The women of Bison, like many of the director’s female characters, lack any presence beyond their relationship to the hero. Rajisha Vijayan, who also starred in Karnan, plays Kittan’s elder sister, Raji. Anupama Parameswaran as Rani is Kittan’s love interest and cousin. Raji is mostly around to argue with her father to let Kittan pursue kabaddi, and Rani has even less to do. The only striking element about Rani is that she is a little older than Kittan and is repeatedly shamed for her defiant interest in him.
Bison’s music is inseparable from the politics of the film. Unlike the exasperatingly generic and reel-ready tracks of most mainstream Kollywood fare, composer Nivas K Prasanna rises admirably to the task of adding layers to the storytelling itself through his music.

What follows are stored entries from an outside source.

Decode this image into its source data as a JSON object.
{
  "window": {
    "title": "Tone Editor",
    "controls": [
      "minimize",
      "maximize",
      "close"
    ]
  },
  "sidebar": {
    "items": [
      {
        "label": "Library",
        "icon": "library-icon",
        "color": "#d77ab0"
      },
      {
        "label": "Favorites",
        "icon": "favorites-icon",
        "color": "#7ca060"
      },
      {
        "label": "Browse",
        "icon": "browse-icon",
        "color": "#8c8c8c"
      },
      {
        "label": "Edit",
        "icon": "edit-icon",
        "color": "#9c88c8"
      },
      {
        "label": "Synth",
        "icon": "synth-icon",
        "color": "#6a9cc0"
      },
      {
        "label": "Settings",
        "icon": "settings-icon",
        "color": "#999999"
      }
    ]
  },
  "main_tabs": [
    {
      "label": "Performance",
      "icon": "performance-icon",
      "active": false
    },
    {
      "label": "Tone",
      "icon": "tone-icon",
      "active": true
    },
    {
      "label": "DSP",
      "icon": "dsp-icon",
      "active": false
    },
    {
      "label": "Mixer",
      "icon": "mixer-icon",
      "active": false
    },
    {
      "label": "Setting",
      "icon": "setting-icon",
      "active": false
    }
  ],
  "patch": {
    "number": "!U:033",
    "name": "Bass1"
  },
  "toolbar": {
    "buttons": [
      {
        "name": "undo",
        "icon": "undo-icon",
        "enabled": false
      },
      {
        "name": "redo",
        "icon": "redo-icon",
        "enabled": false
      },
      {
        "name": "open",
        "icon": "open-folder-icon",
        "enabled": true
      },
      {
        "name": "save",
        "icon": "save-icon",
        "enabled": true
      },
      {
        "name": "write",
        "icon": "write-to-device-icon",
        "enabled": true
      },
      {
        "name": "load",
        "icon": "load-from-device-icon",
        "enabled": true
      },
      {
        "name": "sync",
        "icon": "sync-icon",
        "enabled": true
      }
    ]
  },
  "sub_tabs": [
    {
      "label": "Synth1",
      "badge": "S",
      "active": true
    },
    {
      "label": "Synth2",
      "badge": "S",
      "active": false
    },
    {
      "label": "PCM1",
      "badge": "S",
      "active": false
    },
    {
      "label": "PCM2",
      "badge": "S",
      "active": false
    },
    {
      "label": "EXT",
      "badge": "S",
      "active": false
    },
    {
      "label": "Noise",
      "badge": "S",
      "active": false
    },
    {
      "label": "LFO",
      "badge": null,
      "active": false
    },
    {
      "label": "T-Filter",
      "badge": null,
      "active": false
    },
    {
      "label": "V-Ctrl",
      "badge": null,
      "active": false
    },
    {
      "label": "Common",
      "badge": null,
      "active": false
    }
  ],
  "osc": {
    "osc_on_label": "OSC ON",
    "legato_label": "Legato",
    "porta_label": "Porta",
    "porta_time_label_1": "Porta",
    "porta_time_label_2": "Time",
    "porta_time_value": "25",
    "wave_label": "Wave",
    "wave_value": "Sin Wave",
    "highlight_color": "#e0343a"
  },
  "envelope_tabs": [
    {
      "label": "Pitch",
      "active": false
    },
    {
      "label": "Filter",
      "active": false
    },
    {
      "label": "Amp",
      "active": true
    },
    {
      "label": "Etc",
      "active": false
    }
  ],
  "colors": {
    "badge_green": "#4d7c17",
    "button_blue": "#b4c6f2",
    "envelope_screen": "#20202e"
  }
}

‘Rekka Rekka’ is a pivotal song. It speaks about fearlessness in the face of systemic injustice, which is also why the inclusion of Malayalam rapper Vedan in this song is jarring.
Meanwhile, the fact that Chinmayi Sripadaa has sung ‘Cheenikkallu’ is a statement against the shadow ban on her ever since she spoke out against lyricist Vairamuthu, who is accused of sexual misconduct by multiple women.
Disclaimer: This review was not paid for or commissioned by anyone associated with the film. Neither TNM nor any of its reviewers have any sort of business relationship with the film’s producers or any other members of its cast and crew.